If you’re considering making the leap to do-it-yourself (DIY) property management, rental market conditions have almost never been better. Ninety-one percent of the largest US cities have seen rent increases in the last twelve months and rental rates are also at 50-year highs, with nearly 37 percent of households renting.
While the demand for properties is definitely in your favor, there are some important factors to keep in mind before listing a property or preparing a lease. To maximize profit on your rental property, first-time landlords should approach the process with a business mindset.
1. Perform Preventative Maintenance
It’s wise to invest in professional deep-cleaning and fresh paint before listing a property. “‘Rent ready’ means the property has been cleaned, repaired, or remodeled and that it’s in rentable condition for new tenants,” says realtor Tony Sena. While presenting a property in the best possible condition can help you attract quality tenants, maintenance efforts shouldn’t stop once the lease is signed.
While it’s critical to follow applicable tenant privacy laws, commit to regularly inspecting and proactively servicing the plumbing, paint, and HVAC. Preventative maintenance is the best safeguard against costly repairs.
2. Set Competitive Pricing
Establishing fair pricing for your rental is protection against lost profits. Overpriced rent can lead to costly vacancies, while undercharging means you’re leaving potential profit on the table. To establish a price for your rental which is fair, utilize a variety of resources to understand your competition:
- Research rental listings online to determine pricing in your neighborhood
- Investigate the condition and amenities of competitive rentals
- Evaluate local real estate market data to understand supply and demand
- Consider creating a pricing strategy based on lease duration
- Calculate the monthly financial impact of a vacant rental property
To get all the information about how to price your rental in one place, Rentler offers custom Rentability Reports that give you insights into similar listings, market saturation, vacancy rates, and trends for your area.
3. Screen Tenants
Carefully screening prospective tenants is among the most effective tools to minimize risks of property damage and unpaid rent. “When you’re choosing tenants for your rental property, you have to be careful about gathering all the necessary information and verifying everything that you find on the application,” says broker Anne McCawley.
Set clear criteria in accordance with Fair Housing Laws to find the right fit based on prospective tenant’s criminal history, credit score, income, and rental references. Criteria to consider and include in your listing can include:
- Sufficient household income, generally three times the monthly rent
- Consistent employment history
- Strong landlord references and stable rental history
- No prior criminal convictions
- A healthy credit score
4. Follow Fair Housing Laws
As a first-time landlord, it’s imperative to educate yourself thoroughly on all applicable laws at the Federal, State, and City level. In addition to the Fair Housing Act, property managers are subject to state and local mandates which dictate screening, inspections, tenant privacy, evictions, and other key activities. Civil penalties can cost $19,787 for first-time Fair Housing violations. To make sure you’re following all the rules, check out these state law guides.

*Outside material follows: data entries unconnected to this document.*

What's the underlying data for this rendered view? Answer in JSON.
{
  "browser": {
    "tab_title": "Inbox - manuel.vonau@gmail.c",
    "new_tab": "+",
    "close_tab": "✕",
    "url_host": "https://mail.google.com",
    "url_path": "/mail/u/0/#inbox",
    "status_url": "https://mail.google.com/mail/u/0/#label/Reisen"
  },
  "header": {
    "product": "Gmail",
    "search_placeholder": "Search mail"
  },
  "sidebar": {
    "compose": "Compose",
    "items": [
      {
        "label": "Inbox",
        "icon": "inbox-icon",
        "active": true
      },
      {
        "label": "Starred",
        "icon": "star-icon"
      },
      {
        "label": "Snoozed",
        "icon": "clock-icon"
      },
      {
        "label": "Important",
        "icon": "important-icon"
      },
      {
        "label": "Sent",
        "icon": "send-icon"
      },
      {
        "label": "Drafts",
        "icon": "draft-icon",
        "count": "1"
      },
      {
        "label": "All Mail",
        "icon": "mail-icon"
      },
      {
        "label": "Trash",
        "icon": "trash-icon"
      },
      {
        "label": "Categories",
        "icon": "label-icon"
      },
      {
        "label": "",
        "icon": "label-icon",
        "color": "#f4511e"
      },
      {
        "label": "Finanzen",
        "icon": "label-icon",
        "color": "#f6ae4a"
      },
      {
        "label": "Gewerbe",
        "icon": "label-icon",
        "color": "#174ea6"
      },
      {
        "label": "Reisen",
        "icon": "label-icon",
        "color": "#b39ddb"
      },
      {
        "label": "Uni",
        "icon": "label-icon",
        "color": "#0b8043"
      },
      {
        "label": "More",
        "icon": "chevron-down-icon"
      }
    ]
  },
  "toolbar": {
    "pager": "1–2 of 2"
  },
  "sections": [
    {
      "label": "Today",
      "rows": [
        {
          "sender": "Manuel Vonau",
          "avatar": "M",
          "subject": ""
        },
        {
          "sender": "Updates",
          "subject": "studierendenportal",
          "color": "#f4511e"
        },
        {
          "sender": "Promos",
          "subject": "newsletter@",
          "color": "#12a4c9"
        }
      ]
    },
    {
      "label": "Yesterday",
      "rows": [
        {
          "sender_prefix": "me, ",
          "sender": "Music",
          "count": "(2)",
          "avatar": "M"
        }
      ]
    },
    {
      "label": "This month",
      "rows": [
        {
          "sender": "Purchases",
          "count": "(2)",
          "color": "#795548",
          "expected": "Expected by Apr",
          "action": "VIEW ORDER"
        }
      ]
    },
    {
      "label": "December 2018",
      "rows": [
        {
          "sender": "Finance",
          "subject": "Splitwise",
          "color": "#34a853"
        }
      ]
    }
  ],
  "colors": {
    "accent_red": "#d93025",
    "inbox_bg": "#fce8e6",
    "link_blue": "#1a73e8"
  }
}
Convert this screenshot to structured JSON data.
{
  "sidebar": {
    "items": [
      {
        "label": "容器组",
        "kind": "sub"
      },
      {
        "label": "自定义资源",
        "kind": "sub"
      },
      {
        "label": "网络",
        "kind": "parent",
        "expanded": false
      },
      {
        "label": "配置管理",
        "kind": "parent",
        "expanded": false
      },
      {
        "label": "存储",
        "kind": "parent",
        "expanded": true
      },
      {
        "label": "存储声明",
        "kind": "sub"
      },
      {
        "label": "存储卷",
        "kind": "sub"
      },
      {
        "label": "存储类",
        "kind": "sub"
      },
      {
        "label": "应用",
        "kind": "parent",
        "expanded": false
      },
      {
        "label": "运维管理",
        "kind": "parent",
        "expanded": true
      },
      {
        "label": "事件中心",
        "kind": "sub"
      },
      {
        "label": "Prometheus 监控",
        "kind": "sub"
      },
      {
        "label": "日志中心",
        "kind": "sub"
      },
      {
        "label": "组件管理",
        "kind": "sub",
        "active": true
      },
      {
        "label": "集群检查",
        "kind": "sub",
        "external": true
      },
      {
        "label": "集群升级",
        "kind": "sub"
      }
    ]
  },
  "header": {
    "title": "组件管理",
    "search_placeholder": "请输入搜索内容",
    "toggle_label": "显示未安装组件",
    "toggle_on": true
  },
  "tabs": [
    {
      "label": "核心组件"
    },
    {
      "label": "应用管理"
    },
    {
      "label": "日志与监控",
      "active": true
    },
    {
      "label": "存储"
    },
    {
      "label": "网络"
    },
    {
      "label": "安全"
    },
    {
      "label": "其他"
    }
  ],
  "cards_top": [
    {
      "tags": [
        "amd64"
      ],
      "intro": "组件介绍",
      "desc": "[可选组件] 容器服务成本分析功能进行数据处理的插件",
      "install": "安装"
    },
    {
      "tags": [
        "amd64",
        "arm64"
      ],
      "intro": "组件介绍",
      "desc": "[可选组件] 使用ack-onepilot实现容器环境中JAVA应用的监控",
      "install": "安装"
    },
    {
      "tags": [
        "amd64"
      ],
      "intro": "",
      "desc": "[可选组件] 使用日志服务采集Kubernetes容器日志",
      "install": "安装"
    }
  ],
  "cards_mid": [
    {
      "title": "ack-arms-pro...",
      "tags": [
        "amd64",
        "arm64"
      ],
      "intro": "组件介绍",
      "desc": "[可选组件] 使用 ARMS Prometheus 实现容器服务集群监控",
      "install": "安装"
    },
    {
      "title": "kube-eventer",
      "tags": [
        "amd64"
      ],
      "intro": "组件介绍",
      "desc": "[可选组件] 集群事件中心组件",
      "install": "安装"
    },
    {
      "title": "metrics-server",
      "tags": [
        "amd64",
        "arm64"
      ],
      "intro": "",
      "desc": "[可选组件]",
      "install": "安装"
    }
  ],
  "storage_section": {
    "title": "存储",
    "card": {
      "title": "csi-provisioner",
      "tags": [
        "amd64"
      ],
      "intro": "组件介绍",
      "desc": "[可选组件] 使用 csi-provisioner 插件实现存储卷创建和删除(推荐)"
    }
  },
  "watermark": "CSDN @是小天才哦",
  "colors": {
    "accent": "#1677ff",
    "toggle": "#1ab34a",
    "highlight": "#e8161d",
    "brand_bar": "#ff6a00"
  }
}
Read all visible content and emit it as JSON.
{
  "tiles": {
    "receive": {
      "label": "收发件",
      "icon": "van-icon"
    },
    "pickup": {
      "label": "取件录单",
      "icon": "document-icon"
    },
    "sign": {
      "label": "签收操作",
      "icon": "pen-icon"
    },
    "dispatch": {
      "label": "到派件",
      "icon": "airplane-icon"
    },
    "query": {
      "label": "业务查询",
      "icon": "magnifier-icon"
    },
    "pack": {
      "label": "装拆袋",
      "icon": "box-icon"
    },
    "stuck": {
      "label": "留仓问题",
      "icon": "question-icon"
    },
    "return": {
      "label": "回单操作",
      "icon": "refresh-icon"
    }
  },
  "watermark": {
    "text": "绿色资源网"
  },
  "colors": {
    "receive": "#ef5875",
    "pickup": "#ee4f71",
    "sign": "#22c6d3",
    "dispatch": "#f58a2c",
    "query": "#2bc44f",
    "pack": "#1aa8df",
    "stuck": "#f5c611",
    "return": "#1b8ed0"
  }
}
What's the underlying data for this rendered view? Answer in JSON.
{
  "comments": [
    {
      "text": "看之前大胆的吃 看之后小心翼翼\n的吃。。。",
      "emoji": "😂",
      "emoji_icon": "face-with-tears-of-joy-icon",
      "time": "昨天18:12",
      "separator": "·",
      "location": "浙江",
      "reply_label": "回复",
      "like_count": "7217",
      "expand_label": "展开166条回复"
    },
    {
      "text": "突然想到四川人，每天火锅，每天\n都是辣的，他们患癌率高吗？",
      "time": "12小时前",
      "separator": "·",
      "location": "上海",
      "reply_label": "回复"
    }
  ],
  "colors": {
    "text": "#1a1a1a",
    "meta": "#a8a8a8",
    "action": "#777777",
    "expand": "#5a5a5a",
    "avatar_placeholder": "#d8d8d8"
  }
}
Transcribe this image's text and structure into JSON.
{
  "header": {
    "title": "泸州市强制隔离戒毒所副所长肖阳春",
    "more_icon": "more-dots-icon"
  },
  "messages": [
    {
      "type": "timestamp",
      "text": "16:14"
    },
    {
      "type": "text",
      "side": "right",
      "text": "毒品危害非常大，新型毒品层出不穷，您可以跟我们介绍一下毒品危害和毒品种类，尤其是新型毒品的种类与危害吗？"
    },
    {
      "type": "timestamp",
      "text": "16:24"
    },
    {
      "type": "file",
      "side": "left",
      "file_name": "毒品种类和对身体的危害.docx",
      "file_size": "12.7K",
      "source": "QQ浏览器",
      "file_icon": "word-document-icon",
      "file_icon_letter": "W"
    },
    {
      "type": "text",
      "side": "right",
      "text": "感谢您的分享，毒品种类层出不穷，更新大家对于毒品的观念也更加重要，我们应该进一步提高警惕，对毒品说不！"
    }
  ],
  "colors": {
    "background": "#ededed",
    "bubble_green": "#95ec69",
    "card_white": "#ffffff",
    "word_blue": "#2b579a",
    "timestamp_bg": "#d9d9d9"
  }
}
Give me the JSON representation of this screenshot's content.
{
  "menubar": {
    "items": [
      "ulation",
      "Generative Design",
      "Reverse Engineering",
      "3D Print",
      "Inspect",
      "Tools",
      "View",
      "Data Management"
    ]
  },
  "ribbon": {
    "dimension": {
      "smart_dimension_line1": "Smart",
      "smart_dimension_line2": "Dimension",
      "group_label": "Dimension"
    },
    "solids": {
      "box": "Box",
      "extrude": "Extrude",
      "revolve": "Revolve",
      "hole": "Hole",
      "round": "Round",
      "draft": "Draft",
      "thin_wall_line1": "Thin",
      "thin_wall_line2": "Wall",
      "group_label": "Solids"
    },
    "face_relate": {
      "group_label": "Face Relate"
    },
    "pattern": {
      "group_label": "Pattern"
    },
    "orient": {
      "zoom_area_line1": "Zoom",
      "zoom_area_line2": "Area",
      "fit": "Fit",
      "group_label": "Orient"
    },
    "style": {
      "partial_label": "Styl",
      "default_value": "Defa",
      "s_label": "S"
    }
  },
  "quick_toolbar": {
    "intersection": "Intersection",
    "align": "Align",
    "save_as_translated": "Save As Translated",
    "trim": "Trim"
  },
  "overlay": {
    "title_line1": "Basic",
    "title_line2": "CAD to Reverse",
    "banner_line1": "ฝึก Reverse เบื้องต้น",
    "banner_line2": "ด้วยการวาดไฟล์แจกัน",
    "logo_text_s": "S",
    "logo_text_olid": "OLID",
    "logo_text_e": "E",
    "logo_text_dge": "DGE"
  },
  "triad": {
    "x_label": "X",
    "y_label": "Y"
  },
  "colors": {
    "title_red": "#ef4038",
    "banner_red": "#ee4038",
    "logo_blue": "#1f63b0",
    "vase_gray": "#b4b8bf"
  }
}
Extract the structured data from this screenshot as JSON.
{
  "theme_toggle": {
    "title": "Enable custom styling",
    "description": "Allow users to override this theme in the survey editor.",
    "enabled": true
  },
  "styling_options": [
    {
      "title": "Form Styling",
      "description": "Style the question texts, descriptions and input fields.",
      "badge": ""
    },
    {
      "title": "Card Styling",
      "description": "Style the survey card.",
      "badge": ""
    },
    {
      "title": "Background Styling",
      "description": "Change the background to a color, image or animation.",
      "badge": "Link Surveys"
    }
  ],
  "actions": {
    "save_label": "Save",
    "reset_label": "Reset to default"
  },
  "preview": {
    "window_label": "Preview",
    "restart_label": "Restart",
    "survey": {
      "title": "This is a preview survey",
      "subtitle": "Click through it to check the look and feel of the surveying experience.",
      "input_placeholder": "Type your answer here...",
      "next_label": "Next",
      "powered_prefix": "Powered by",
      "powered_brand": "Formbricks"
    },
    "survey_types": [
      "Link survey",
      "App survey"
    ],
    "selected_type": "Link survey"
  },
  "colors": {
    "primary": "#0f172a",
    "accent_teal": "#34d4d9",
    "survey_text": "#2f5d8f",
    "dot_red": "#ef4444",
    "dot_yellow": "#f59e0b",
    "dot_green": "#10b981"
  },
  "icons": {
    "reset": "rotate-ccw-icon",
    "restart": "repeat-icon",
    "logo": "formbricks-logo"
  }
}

5. Make it Easy to Pay Rent
Being able to pay rent online is a good way to ensure that you get paid on time. Make sure you’re using a secure online service to collect rent. An online payment portal for bank, debit, and credit card payments is convenient for users, especially when online portals allow tenants to split rent among roommates. Online payments protect profit by allowing you to send tenant reminders and assess late fees. Plus, it helps make your rental more valuable by offering credit reporting that can help build your tenant’s credit.
6. Keep Effective Records
Adopt a method of record-keeping for your rental property, and use it consistently. Careful records can maximize your deductions when tax time rolls around, and protect you in case of an audit. Track money invested into your business, profits, and legal documents. It also helps to track any maintenance requests to make sure that you’re staying on top of it- plus you have a record when it comes time to return a deposit.
Managing your own rental property can optimize the profitability potential of your investment…if you do it right. Preparing a home for listing requires much more than deep-cleaning and renovations. Approaching your business with a practical mindset and utilizing digital tools for screening and collecting rent can help minimize rental risks and make sure your cash flow stays positive.